Concrete examples don't help students learn math, study finds

- 24 Apr 2008
By Ohio State University   
Page 1 of 3

COLUMBUS, Ohio – A new study challenges the common practice in many classrooms of teaching mathematical concepts by using “real-world,” concrete examples.

Researchers led by Jennifer Kaminski, researcher scientist at Ohio State University’s Center for Cognitive Science, found that college students who learned a mathematical concept with concrete examples couldn’t apply that knowledge to new situations.

But when students first learned the concept with abstract symbols, they were much more likely to transfer that knowledge, according to the study published in the April 25 issue of the journal Science.

“These findings cast doubt on a long-standing belief in education,” said Vladimir Sloutsky, co-author of the study and professor of psychology and human development and the director of the Center for Cognitive Science at Ohio State.

“The belief in using concrete examples is very deeply ingrained, and hasn’t been questioned or tested.”

Kaminski and Sloutsky conducted the study with Andrew Heckler, assistant professor of physics at Ohio State.

Teachers often use real-world examples in math class, the researchers said. In some classrooms, for example, teachers may explain probability by pulling a marble out of a bag of red and blue marbles and determining how likely it will be one color or the other.

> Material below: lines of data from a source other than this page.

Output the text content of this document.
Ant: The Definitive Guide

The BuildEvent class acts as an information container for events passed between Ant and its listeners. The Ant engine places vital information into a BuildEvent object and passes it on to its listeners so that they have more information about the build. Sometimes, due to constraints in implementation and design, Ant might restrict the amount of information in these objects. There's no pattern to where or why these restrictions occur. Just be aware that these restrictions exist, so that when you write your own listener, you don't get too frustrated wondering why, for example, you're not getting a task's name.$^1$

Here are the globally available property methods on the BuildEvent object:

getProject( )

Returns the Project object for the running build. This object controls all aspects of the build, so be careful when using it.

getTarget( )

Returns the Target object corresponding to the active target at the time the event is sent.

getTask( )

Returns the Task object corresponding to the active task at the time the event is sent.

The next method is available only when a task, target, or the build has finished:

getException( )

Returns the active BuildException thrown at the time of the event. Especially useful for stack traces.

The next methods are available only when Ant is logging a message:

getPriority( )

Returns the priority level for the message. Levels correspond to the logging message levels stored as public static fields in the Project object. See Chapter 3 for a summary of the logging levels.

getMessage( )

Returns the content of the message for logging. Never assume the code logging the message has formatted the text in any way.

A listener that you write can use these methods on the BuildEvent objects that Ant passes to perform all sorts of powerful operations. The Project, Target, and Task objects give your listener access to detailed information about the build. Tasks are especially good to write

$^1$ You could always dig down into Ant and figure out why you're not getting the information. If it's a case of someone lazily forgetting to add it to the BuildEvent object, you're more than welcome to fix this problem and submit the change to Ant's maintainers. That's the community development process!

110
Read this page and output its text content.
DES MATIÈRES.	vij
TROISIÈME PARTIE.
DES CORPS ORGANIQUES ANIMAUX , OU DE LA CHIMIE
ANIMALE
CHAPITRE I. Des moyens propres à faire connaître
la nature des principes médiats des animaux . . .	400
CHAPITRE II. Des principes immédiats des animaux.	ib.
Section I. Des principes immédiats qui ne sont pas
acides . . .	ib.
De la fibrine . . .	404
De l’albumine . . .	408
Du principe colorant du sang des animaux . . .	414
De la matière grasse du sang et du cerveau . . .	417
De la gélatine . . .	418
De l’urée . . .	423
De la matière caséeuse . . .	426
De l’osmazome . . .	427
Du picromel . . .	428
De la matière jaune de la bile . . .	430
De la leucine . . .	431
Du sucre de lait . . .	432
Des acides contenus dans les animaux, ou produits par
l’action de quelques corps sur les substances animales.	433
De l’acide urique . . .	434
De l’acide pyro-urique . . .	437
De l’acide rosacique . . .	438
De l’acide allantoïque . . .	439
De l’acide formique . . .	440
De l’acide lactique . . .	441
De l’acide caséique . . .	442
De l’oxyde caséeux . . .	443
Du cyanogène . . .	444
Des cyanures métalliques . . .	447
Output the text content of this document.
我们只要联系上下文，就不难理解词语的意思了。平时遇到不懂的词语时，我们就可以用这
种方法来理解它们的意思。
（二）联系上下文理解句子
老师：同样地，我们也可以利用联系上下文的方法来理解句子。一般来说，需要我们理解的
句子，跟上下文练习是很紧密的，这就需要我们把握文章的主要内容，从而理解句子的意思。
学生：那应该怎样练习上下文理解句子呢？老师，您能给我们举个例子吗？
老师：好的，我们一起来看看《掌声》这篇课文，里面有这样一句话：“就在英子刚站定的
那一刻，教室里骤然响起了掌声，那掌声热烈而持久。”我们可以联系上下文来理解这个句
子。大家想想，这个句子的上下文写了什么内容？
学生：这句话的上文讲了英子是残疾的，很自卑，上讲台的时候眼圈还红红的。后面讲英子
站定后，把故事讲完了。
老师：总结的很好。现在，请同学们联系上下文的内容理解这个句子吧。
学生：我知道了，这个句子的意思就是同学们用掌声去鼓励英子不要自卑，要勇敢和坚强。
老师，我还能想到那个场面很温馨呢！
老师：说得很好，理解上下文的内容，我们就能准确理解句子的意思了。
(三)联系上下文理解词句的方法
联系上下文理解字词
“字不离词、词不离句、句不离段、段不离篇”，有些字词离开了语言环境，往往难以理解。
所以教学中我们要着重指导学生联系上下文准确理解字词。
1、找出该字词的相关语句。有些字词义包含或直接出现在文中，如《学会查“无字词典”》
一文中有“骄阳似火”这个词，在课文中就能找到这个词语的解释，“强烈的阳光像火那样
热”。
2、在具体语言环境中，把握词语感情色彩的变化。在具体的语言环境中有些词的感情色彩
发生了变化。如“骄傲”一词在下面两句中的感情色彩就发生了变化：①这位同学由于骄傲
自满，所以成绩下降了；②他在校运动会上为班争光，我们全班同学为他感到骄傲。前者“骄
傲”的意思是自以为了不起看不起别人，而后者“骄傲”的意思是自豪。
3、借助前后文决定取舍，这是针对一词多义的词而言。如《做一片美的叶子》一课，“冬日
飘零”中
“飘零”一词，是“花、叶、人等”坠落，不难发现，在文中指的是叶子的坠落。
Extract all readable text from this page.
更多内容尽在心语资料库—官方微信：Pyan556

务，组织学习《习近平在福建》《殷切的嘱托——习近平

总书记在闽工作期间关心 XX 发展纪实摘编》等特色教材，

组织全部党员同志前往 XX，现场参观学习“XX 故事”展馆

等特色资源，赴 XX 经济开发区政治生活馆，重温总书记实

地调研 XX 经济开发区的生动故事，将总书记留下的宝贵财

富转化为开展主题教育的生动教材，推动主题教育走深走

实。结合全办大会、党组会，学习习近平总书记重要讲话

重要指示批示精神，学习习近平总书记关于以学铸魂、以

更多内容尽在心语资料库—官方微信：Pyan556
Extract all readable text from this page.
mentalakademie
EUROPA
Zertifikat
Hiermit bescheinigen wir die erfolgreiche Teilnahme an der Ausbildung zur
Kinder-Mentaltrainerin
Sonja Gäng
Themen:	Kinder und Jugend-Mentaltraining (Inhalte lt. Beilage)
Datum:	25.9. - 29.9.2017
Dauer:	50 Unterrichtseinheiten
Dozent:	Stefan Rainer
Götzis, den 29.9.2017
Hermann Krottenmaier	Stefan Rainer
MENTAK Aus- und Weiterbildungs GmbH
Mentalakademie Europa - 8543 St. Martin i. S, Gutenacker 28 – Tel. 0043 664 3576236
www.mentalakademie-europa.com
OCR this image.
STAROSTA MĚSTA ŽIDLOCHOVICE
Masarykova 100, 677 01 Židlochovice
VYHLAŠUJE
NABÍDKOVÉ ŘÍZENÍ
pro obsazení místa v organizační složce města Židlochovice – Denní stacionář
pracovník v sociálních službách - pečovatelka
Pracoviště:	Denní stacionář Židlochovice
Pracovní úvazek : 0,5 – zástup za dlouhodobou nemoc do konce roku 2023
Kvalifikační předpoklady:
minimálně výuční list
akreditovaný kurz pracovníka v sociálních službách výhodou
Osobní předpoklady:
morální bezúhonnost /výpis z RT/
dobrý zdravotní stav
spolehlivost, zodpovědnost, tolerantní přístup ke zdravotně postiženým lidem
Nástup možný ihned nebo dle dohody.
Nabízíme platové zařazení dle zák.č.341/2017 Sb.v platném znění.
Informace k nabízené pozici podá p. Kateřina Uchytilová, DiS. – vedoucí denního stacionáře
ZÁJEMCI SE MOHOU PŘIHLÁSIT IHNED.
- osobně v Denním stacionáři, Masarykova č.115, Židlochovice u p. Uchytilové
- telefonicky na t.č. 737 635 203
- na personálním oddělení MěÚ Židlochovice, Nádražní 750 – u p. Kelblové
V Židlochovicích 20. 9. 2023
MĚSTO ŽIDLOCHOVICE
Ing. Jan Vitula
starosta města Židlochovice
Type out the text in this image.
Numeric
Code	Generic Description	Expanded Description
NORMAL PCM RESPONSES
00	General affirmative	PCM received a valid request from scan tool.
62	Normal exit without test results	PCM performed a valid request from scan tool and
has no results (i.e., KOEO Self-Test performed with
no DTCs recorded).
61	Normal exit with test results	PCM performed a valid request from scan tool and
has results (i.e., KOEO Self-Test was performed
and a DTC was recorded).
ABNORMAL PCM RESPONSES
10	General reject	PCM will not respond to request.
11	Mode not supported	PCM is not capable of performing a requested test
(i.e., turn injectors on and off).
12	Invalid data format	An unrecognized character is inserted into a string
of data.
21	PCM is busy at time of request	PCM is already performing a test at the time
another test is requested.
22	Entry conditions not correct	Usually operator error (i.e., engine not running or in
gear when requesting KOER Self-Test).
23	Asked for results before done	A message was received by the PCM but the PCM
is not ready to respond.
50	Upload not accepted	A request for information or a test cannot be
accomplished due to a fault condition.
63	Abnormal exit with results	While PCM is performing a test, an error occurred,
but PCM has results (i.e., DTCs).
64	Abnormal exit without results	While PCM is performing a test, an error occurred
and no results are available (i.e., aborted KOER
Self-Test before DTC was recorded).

But students may learn better if teachers explain the concept as the probability of choosing one of n things from a larger set of m things, Kaminski said.

The issue can also be seen in the story problems that math students are often given, she explained. For example, there is the classic problem of two trains that leave different cities heading toward each other at different speeds. Students are asked to figure out when the two trains will meet.

“The danger with teaching using this example is that many students only learn how to solve the problem with the trains,” Kaminski said.

“If students are later given a problem using the same mathematical principles, but about rising water levels instead of trains, that knowledge just doesn’t seem to transfer,” she said.

“It is very difficult to extract mathematical principles from story problems,” Sloutsky added. “Story problems could be an incredible instrument for testing what was learned. But they are bad instruments for teaching.”